My home state played a critical role in our nation’s history. Back in 1698, in a letter to William Penn, colonist Gabriel Thomas wrote that he believed Pennsylvania had great reserves of coal.
That anthracite coal eventually fueled the Industrial Revolution of the 19th century. Today, another revolution is underway… an energy revolution.
And Pennsylvania is once again playing a critical role.
The Transition Fuel
While the 20th century was dominated by fossil fuels, the 21st century is shaping up to be the age of renewables. And natural gas-fired plants are bridging the gap.
Long term, I believe our nation’s energy supply will come from renewable sources. Utilities are already installing large amounts of solar, wind and battery storage.
But moving to renewables takes time. Probably several decades, at a minimum.
Meanwhile, natural gas has emerged as the transition fuel that will take us to renewables. Its greenhouse gas emissions are only a fraction of coal’s.
Plus, natural gas-fired power plants cost less to build and are cheaper to operate than existing coal-fired plants.
Over the last three years, Pennsylvania utilities have built no fewer than 16 new natural gas-fired generating plants.
The total cost of that undertaking was $15 billion. That’s less than the cost of one nuclear power plant!
Pennsylvania isn’t the only state replacing old coal-fired plants. From 2010 through March 2019, U.S. utilities retired or announced the closure of more than 546 coal-fired plants.
The generating capacity of these plants was roughly 102 gigawatts (GW). Between now and 2025, we’ll see at least 17 GW more retired.

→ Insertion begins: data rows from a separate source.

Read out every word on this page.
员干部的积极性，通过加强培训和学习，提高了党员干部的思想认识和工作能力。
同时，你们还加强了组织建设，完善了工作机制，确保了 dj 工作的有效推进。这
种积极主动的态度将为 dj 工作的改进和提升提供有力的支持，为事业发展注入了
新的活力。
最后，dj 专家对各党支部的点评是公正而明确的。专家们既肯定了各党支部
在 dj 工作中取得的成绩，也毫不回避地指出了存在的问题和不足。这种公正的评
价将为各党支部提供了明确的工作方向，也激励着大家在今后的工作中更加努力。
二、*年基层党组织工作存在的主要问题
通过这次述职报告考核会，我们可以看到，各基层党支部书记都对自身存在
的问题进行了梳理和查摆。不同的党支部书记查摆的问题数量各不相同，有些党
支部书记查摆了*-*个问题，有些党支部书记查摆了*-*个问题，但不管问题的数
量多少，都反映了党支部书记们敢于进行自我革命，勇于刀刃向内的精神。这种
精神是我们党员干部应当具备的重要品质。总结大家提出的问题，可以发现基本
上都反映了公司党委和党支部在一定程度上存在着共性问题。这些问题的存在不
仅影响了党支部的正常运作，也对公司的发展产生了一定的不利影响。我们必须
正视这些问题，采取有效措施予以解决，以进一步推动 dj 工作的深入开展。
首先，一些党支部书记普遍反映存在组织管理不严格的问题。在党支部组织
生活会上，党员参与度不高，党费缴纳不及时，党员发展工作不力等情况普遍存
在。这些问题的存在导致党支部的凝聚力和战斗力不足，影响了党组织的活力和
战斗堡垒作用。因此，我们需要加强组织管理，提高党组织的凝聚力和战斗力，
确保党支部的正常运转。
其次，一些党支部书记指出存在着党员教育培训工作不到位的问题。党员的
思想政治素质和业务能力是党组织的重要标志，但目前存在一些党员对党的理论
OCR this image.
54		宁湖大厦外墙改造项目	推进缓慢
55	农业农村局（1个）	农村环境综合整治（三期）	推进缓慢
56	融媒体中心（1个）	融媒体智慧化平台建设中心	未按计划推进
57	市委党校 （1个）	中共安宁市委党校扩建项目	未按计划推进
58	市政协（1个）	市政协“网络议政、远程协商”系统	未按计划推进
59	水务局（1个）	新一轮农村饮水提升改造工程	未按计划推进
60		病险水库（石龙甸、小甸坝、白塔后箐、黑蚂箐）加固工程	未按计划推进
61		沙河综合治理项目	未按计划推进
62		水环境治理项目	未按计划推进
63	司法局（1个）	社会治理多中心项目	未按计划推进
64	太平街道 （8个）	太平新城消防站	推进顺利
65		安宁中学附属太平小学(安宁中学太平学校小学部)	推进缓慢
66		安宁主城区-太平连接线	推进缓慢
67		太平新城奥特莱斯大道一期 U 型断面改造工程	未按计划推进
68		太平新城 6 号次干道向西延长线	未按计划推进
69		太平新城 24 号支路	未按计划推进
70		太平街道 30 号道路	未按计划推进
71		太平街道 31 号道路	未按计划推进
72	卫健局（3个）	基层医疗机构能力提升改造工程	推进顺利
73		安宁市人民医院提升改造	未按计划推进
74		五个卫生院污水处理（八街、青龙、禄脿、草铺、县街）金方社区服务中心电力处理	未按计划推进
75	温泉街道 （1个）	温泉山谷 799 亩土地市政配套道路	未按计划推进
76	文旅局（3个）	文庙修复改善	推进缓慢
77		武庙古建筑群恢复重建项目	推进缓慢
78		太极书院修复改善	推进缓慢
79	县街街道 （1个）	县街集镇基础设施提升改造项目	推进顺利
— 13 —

It’s all good news for Pennsylvania and U.S. natural gas suppliers. But demand isn’t just coming from new gas-fired power plants.
The U.S. liquid natural gas (LNG) export market is growing by leaps and bounds.
Cheniere Energy (NYSE: LNG) is the pioneer LNG producer in the Lower 48. Today, it’s responsible for about two-thirds of the more than 5 billion cubic feet per day of natural gas we export.
And there are plenty of additional companies, including Dominion Energy (NYSE: D), planning LNG export facilities. It all bodes well for Pennsylvania’s growing natural gas supply.
The Investing Angle
If you want to tap into the growth of natural gas coming out of the U.S., one option would be to purchase shares of exploration and production companies that focus on natural gas.
Additionally, you should consider buying shares of one or more natural gas pipeline operators.
They get paid by the volume of gas shipped. And that volume is increasing. Operators can’t build pipelines fast enough to increase takeaway capacity.
As revenue grows, so do share prices and dividends.
At the end of the day, that’s what investors are really looking for.